Hitch and Rita MacAbee were in the long, winding, false-daylit shopping mall beneath Caesar’s Palace. Hitch wore the creamy white groom’s-toga, and Rita word a long green bridal gown. They wore gold belts—Knots of Hercules. They browsed Tiffany’s. They compared Rita’s ring and admired it. The ceiling/sky fell in. The air went molten. When Caesar’s hunched down on them they were before the sprawling fountains sharing white tuxedo cheesecake. Heat and light and atomic shear crammed their atoms together. There cells went crystalline. They resembled diamonds.
And as the Lake of Fire fanned out, things that looked like human beings in the half-light were lined up for miles awaiting admittance. The theory of the Rapture turns out to be true in some ambiguous regard, for all souls were loose, utterly free, and one after another they plopped in with a hiss—the same philosophical expression on each face. In particular you saw Pethuel Melchizedek jumping forward in the queue a little at a time, cutting in line again and again. He fidgeted, impatient, finally he bolted out of line, drew up into the air extended, head down, slipping down to the chasm like a diving bird—wingless.

Far above his head the Earth was closing, as occurs when God is satisfied.



Afterward.
Practical infinitude is not complicated. It is in fact the nexus of Mathematics and common sense.
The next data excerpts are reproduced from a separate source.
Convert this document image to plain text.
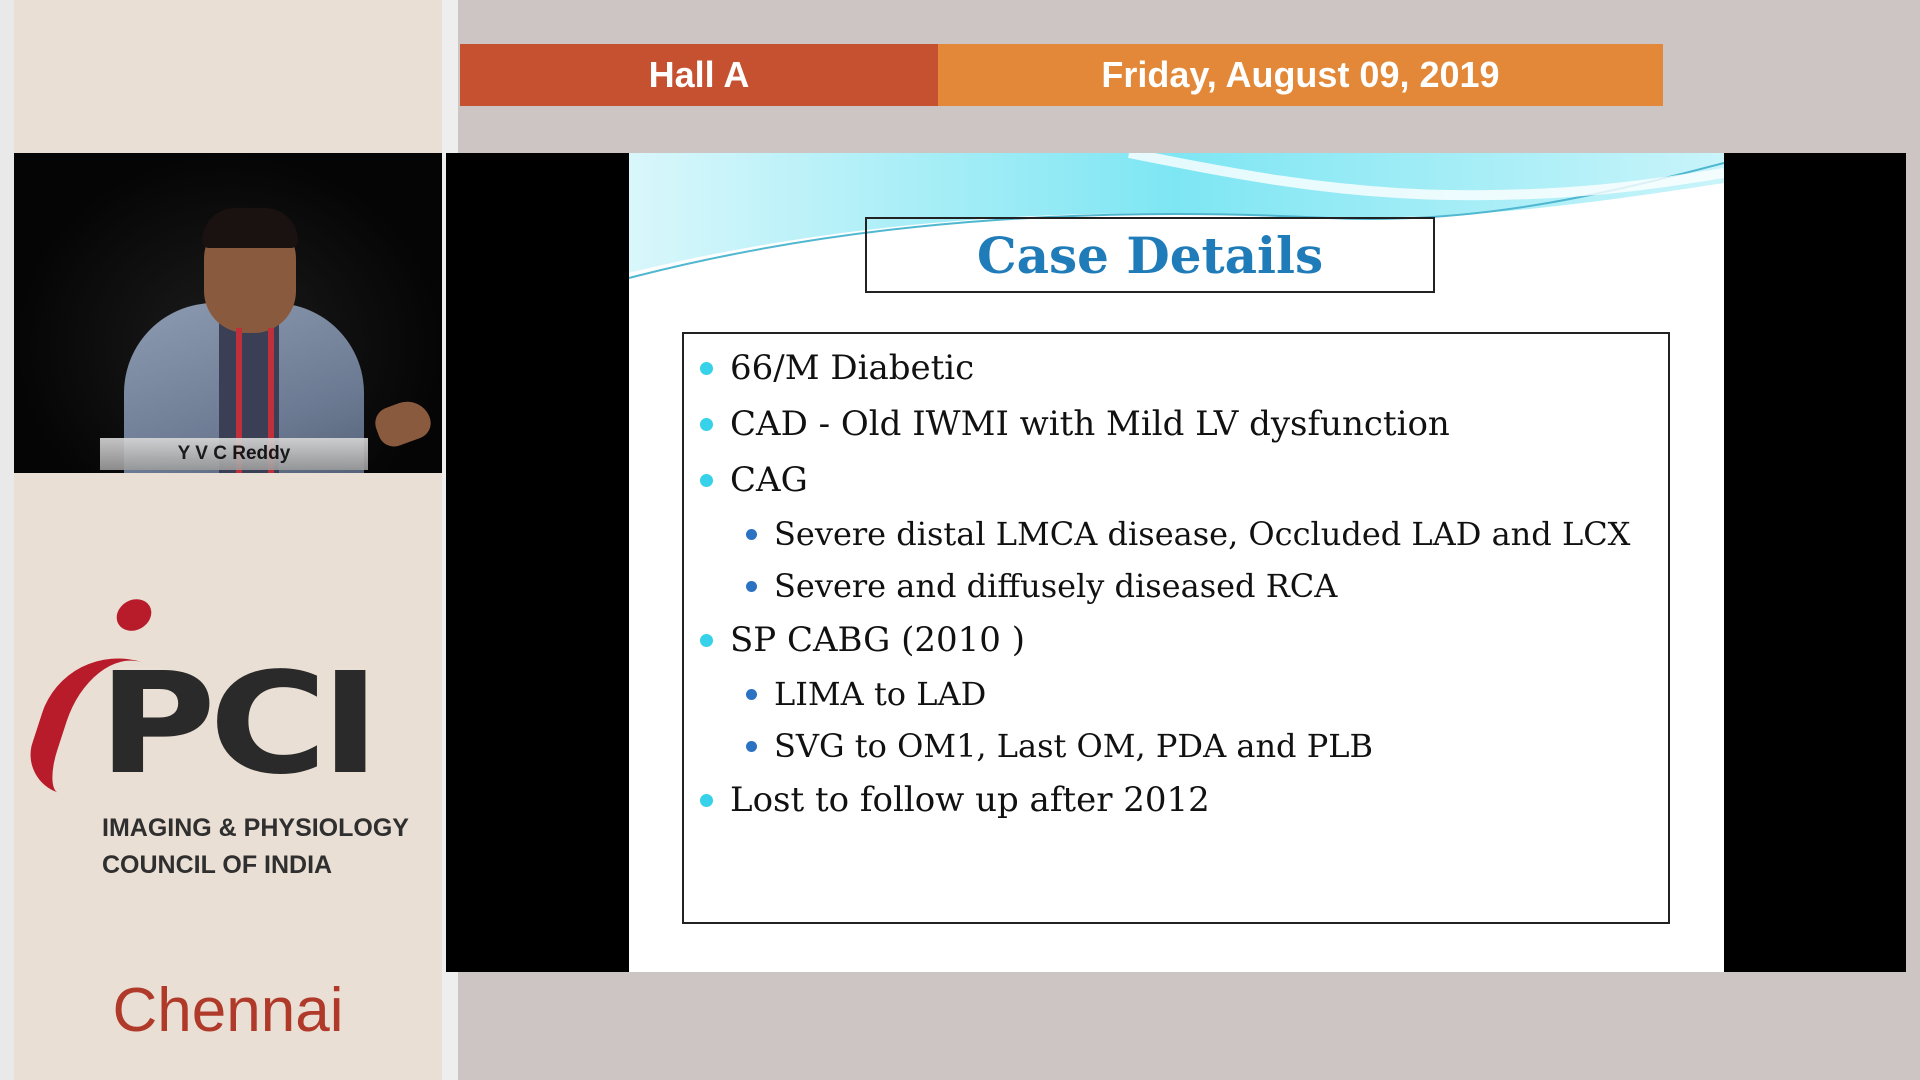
Hall A	Friday, August 09, 2019
Y V C Reddy
PCI
IMAGING & PHYSIOLOGY
COUNCIL OF INDIA
Chennai
Case Details
66/M Diabetic
CAD - Old IWMI with Mild LV dysfunction
CAG
Severe distal LMCA disease, Occluded LAD and LCX
Severe and diffusely diseased RCA
SP CABG (2010 )
LIMA to LAD
SVG to OM1, Last OM, PDA and PLB
Lost to follow up after 2012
A line a person has always been following that they will never reach the end of is practically infinite, so far as that person is concerned. A set of possibilities that are theoretically limited, all triable, but all of which humanity will never have the time to try, is practically infinite so far as the human species is concerned. Time, it turns out, is practically infinite to everyone but God who, as a constellation of ideal states, does not deal in practical considerations. Time is practically infinite for humans, though, because it turns out to exist a few moments longer than we do.

When humans stop existing, Time stops being a name for the organizing principle of human experience and quickly has to figure out a way to go on making any sense. This is why it only lasts a very short while—not to say that the word “short” or “very” or “while” or “word” have any meaning as objectified units of cogno-subjective human experience when there is no longer anyone left to utter them and thus pretend they are objects.

And so Time becomes erratic, and very very fast, and in moments has flown past eons and eons until the Universe is impossibly hot and impossibly close together. It is at this point that Time goes out the window, along with gravity, electromagnetism, the nuclear forces and all the inches, quadrilaterals and polyhedra with which humanity was once so capable, before all had been accomplished.



It is really something to look at, though, for it is a silent moment, one of unimpeded light.